Since you already are aware of writing systems, and that different languages have different writing systems, and that Chinese (Mandarin) is a language which has its own writing system, it then becomes easy for you to understand that this is a Chinese writing system.
What is intelligence?
Knowing that I do not know something is the first step of intelligence. In other words, understanding that you do not understand something — is the gateway of Intelligence.
The day we can teach an LLM to understand that it does not know something, that is when AI starts becoming really intelligent. Once it knows it does not know something, then it should have an urge to learn what it does not know. That is intelligence.
So, the second step in intelligence, and this is real crucial, is to Know what to do when you do not know what to do.
Intelligence is what you use when you don’t know what to do — Jean Piaget
That is the true sign of intelligence.
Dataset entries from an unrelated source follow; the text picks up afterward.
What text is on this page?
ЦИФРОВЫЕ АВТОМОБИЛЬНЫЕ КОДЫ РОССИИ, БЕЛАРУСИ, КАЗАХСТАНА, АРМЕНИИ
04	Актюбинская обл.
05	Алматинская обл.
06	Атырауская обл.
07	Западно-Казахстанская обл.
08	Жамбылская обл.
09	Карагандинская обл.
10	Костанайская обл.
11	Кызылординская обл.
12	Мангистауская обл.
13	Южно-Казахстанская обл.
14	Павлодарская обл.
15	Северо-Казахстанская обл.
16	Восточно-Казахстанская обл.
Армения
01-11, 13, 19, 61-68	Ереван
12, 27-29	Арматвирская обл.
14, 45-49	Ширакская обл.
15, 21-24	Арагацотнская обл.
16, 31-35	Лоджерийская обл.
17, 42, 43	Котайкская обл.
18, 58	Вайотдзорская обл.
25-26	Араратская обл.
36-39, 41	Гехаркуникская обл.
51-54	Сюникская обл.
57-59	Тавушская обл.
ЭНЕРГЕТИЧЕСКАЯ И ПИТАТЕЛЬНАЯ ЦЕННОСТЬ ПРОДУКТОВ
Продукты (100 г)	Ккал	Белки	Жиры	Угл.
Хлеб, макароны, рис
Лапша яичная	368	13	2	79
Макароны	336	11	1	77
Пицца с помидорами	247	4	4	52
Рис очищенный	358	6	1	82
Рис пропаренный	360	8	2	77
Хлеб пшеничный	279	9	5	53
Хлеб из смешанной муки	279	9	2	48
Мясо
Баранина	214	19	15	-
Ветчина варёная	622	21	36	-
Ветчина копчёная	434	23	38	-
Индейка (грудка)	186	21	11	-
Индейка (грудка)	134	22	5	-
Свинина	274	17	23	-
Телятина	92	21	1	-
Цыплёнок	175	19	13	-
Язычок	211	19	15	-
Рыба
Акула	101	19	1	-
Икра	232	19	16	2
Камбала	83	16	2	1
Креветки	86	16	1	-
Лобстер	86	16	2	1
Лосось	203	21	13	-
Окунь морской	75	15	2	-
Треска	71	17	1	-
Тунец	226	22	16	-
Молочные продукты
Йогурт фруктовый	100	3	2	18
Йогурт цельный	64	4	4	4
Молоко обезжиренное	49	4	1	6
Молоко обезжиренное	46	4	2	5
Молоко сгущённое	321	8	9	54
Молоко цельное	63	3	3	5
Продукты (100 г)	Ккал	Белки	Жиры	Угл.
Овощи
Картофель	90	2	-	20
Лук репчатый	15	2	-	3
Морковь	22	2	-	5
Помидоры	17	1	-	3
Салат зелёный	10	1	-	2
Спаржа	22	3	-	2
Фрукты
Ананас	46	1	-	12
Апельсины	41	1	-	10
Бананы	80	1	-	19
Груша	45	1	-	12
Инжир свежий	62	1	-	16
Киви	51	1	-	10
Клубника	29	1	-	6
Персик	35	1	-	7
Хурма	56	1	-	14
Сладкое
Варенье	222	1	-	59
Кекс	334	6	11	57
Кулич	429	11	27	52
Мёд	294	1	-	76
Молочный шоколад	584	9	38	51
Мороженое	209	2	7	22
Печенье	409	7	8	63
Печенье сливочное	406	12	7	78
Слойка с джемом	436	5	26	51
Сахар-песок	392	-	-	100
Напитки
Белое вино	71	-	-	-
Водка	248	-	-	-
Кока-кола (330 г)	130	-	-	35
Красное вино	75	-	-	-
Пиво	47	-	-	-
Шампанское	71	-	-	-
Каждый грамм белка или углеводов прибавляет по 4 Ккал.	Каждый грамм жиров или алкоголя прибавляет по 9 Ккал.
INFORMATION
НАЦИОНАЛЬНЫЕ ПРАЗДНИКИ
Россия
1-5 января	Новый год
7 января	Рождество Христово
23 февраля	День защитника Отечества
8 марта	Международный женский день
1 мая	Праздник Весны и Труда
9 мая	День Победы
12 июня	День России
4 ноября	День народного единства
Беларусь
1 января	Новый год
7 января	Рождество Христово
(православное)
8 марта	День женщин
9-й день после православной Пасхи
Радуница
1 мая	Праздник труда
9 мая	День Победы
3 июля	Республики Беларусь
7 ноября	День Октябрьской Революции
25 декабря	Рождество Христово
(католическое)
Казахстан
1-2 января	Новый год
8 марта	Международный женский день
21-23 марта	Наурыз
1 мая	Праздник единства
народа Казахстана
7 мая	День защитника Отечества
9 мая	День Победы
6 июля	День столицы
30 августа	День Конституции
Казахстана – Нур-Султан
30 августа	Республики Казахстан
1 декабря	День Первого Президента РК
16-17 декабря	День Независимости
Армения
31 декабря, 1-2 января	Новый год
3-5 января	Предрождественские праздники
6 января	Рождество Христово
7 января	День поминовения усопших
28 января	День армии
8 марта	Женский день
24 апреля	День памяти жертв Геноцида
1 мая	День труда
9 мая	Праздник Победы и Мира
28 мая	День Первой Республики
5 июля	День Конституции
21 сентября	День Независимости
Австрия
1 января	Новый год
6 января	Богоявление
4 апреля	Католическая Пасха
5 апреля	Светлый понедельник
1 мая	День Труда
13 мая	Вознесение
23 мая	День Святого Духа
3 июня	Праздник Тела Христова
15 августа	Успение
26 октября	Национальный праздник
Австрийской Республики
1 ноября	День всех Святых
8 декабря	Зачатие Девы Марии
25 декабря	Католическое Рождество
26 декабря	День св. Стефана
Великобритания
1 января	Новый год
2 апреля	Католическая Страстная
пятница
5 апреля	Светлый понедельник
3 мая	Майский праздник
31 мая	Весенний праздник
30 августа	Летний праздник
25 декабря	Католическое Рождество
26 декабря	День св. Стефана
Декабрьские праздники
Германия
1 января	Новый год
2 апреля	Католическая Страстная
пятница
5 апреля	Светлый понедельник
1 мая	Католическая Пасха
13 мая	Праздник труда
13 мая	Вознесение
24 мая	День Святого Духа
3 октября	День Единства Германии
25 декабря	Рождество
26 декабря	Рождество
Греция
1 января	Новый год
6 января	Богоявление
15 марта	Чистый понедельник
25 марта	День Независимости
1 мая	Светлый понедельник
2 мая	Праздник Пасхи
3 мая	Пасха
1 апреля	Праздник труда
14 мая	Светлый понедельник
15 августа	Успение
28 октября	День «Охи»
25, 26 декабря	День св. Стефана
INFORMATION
When you come across the end of a path in a forest, and are lost, and when you start weighing your options what to do next. Intelligence is what helps you survive when you come across a situation where you have never been before.
So an AI can start becoming truly intelligent (not mimic intelligence), the day it understands on its own that it does not know something, and then does something to learn it.
Until then,
LLMs are nothing but internet scale compressed databases that can be queried using natural language.